Cuando las personas mueren, y en especial cuando se trata de personas que fueron significativas, comienzan a abundar loas, discursos hagiográficos y obituarios acríticos sobre lo que fueran la vida y obra del fallecido. Esto normalmente sucede cuando el fallecido es una persona que predicó ideas progresistas o de izquierda. La muerte los mitifica o, por lo menos, hace olvidar por un momento parte de lo que hicieron (o no hicieron) en sus vidas. Pero es deber del buen periodismo tratar de alejarse de ese sentimentalismo discursivo que, lejos de acercar a los pueblos a la verdad, desfigura la realidad, más que lo que el mal periodismo, premeditadamente, la desfigura. No se trata de señalar con un dedo inquisidor, sino de poner en una balanza los aciertos y desaciertos de los hombres significativos.

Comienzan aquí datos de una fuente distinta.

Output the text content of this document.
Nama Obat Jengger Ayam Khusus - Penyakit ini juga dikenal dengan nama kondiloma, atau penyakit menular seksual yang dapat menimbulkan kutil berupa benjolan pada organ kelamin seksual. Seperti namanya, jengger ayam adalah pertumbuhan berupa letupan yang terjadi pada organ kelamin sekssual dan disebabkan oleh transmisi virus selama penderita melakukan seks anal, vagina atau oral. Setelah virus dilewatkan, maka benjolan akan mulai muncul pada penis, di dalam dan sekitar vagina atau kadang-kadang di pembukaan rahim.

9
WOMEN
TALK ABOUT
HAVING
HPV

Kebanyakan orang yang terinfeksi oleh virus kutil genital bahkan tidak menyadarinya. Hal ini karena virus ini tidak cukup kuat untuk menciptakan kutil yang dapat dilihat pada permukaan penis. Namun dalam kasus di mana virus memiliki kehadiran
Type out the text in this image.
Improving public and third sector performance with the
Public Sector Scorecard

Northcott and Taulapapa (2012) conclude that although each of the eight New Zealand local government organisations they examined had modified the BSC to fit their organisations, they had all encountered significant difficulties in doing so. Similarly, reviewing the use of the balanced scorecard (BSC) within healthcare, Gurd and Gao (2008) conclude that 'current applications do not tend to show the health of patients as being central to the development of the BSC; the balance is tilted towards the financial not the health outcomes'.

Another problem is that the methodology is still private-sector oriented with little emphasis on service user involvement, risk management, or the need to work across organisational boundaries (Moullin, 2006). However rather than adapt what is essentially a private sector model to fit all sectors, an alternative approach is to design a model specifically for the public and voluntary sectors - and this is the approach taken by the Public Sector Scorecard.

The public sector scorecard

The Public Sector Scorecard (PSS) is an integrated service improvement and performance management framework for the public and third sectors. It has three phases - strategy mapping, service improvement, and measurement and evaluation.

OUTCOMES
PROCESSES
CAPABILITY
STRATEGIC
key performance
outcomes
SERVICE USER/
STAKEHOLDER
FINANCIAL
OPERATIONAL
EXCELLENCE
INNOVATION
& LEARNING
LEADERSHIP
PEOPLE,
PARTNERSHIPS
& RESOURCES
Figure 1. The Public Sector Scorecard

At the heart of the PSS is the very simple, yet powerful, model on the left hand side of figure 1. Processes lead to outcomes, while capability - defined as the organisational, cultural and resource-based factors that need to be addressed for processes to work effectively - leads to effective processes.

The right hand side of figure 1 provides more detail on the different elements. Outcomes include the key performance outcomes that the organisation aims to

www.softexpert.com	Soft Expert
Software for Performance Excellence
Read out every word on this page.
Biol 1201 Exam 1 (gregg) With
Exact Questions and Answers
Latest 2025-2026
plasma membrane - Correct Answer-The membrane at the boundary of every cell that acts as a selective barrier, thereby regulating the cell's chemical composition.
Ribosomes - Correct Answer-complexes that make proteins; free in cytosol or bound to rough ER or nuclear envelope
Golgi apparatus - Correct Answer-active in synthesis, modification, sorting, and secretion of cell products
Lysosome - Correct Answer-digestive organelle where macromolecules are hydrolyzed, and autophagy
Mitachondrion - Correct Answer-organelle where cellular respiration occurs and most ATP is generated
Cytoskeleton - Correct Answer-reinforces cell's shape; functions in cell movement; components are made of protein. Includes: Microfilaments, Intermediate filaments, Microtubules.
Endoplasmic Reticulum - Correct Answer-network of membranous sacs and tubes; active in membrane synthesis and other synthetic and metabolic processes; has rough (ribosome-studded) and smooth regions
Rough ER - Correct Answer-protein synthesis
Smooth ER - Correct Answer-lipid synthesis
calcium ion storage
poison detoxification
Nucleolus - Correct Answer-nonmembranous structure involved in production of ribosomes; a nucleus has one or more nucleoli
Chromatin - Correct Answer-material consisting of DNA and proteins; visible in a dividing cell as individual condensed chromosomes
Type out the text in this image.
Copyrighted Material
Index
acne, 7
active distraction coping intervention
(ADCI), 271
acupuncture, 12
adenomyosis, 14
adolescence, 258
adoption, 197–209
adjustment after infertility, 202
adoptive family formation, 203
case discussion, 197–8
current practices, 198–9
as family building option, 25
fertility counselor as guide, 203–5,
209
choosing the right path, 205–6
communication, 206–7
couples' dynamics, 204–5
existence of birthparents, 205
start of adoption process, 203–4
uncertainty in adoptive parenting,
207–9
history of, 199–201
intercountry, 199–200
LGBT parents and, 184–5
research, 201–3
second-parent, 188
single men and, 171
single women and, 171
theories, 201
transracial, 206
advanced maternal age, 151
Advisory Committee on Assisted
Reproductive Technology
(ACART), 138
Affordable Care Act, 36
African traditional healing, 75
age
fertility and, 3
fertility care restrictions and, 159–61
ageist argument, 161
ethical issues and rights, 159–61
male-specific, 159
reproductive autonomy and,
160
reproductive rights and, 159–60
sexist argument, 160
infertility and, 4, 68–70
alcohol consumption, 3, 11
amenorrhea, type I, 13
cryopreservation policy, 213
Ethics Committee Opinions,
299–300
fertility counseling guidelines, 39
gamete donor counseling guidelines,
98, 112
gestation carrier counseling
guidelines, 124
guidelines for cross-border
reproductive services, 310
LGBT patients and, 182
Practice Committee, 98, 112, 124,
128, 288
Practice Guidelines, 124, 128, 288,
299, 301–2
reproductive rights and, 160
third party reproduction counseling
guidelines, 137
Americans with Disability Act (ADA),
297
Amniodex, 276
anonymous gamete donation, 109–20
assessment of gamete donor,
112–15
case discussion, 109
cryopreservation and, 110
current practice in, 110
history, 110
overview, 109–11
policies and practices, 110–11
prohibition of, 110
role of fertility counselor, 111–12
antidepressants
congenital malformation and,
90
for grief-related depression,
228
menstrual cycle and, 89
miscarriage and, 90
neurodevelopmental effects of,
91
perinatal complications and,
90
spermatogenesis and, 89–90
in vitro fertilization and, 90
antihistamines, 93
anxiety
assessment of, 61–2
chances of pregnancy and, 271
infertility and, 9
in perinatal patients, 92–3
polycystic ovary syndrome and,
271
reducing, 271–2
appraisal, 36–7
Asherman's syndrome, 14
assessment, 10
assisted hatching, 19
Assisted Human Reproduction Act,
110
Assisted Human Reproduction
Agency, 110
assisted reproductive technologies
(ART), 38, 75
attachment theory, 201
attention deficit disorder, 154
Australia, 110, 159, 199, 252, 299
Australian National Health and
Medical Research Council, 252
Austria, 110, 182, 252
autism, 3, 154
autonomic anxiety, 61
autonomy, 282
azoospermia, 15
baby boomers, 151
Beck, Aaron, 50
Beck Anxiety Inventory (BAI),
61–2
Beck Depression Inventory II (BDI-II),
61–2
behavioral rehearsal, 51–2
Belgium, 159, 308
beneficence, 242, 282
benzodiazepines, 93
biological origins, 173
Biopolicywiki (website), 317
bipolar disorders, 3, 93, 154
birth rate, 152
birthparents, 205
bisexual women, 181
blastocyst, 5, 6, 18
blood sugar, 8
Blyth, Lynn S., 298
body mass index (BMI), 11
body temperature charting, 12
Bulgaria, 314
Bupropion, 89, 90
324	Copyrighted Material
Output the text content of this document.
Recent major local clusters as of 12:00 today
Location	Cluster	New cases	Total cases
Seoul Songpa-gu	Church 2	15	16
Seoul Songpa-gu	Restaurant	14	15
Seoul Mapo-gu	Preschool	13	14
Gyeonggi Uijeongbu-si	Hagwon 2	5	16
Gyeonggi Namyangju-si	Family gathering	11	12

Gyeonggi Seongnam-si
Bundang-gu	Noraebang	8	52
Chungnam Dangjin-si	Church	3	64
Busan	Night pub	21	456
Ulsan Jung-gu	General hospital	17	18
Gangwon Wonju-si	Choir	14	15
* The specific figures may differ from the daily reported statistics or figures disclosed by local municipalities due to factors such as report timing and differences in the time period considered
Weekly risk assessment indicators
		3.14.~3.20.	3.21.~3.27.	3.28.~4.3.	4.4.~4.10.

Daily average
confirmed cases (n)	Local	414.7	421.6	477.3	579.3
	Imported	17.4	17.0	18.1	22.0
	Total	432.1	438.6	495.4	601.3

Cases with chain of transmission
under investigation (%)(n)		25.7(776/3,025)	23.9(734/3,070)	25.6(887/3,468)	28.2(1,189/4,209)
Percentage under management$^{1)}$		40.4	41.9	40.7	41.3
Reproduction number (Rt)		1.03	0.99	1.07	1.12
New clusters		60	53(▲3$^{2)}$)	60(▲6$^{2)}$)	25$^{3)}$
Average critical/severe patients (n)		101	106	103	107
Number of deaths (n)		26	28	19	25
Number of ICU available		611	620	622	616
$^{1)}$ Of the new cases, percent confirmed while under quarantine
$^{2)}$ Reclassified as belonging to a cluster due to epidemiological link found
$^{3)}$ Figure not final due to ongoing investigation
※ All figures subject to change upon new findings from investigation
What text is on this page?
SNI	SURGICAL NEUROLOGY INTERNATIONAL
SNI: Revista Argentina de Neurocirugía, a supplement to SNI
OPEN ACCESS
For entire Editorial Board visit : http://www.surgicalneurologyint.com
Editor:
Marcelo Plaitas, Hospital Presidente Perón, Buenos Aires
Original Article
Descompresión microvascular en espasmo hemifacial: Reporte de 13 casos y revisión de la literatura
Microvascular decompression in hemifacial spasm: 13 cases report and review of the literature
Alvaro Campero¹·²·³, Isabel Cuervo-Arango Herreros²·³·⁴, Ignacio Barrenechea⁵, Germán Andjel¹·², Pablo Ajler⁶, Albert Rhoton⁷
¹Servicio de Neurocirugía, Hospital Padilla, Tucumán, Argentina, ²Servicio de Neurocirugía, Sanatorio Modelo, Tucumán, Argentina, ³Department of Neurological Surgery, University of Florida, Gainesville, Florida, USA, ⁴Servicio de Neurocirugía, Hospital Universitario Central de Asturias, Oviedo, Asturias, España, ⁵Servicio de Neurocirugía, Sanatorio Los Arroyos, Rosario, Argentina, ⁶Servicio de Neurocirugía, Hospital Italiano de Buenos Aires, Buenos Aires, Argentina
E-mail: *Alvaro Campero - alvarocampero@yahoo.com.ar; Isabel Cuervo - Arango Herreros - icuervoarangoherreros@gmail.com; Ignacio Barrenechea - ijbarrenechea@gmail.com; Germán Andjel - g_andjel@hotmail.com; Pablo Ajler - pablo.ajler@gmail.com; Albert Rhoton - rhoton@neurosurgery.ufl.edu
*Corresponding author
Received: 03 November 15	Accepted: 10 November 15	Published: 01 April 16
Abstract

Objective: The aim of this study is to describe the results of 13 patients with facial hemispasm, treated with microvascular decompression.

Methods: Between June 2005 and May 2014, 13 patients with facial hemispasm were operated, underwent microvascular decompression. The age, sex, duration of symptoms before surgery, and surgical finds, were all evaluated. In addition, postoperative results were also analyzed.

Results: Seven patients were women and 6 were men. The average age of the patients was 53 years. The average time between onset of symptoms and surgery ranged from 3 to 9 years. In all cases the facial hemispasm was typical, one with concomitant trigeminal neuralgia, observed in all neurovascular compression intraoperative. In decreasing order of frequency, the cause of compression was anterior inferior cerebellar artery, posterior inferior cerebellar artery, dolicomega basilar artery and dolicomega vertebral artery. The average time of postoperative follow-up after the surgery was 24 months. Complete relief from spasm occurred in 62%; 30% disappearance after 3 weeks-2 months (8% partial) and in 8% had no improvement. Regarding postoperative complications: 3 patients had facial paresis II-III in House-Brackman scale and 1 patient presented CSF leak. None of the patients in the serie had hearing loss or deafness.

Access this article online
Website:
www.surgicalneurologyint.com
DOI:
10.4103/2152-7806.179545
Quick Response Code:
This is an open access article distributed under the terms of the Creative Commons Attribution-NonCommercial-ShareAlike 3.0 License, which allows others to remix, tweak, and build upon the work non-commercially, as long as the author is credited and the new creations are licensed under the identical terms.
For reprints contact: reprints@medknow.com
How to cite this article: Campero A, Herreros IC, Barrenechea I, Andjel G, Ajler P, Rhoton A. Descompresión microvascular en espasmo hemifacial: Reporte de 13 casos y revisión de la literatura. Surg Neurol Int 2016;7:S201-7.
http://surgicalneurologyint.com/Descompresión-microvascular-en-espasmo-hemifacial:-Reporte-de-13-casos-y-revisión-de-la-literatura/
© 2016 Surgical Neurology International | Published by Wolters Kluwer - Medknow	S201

Obituarios acríticos se sucedieron masivamente luego de que la mañana del 21 de abril, por un “ictus cerebral, coma y colapso cardiocirculatorio irreversible”, falleciera Jorge Mario Bergoglio, Sumo Pontífice y vicario de Cristo desde el 13 de marzo de 2013. Leonardo Boff, un teólogo de la liberación, dijo en julio de 2013 a la Deutsche Welle que Francisco cambiaría la Iglesia, y ahora, pasados casi doce años de esa declaración, podemos decir que ciertamente la cambió en algunos aspectos, pero los cambios no fueron, al menos no para todos, precisamente positivos.
Francisco criticó al capitalismo y la destrucción del medioambiente, lavó los pies de los migrantes y promovió el diálogo interreligioso, además de haber llevado una vida personal austera (al menos según lo que se veía de él en apariciones públicas). Tampoco se puede negar que fue más comprensivo con poblaciones históricamente relegadas, como los homosexuales o las mujeres. Sin embargo, según muchos sacerdotes y diáconos católicos, algunas de sus expresiones y acciones fueron en contra de los cimientos doctrinales y filosóficos de la Iglesia, desembocando ello en un mal liderazgo de la milenaria institución.
Pero más allá de todo ello, su crítica al capitalismo y los poderosos económicos del mundo fue inversamente proporcional respecto a su silencio sobre algunas tiranías, como la de Venezuela. Luego de las claramente amañadas elecciones del pasado julio, por ejemplo, guardó un silencio muy parecido a la connivencia con regímenes autoritarios o antidemocráticos. Por otro lado, particularmente polémicos fueron sus encuentros con líderes políticos como Fidel Castro o Evo Morales, cuando éstos ya habían cometido una larga serie de tropelías, como claras vulneraciones a la ley de sus respectivos países.
Cuando Ratzinger abdicó, una lluvia de críticas cayó sobre él. Pero su renuncia se debió a una actitud probablemente muy humana, muy razonada y, sobre todo, muy sincera: el cansancio y el agotamiento por las intrigas palaciegas y la corrupción de la Curia, como la pederastia y los asuntos del banco de la Santa Sede, hechos que hasta ahora siguen presentes y que Francisco no ha podido componer. De todas maneras, el mundo, sobre todo el de tendencias izquierdistas, llora al papa argentino. Y la Iglesia espera al nuevo vicario de Cristo y jefe del Estado católico, que se espera guie con sabiduría a la comunidad misionera en el mundo.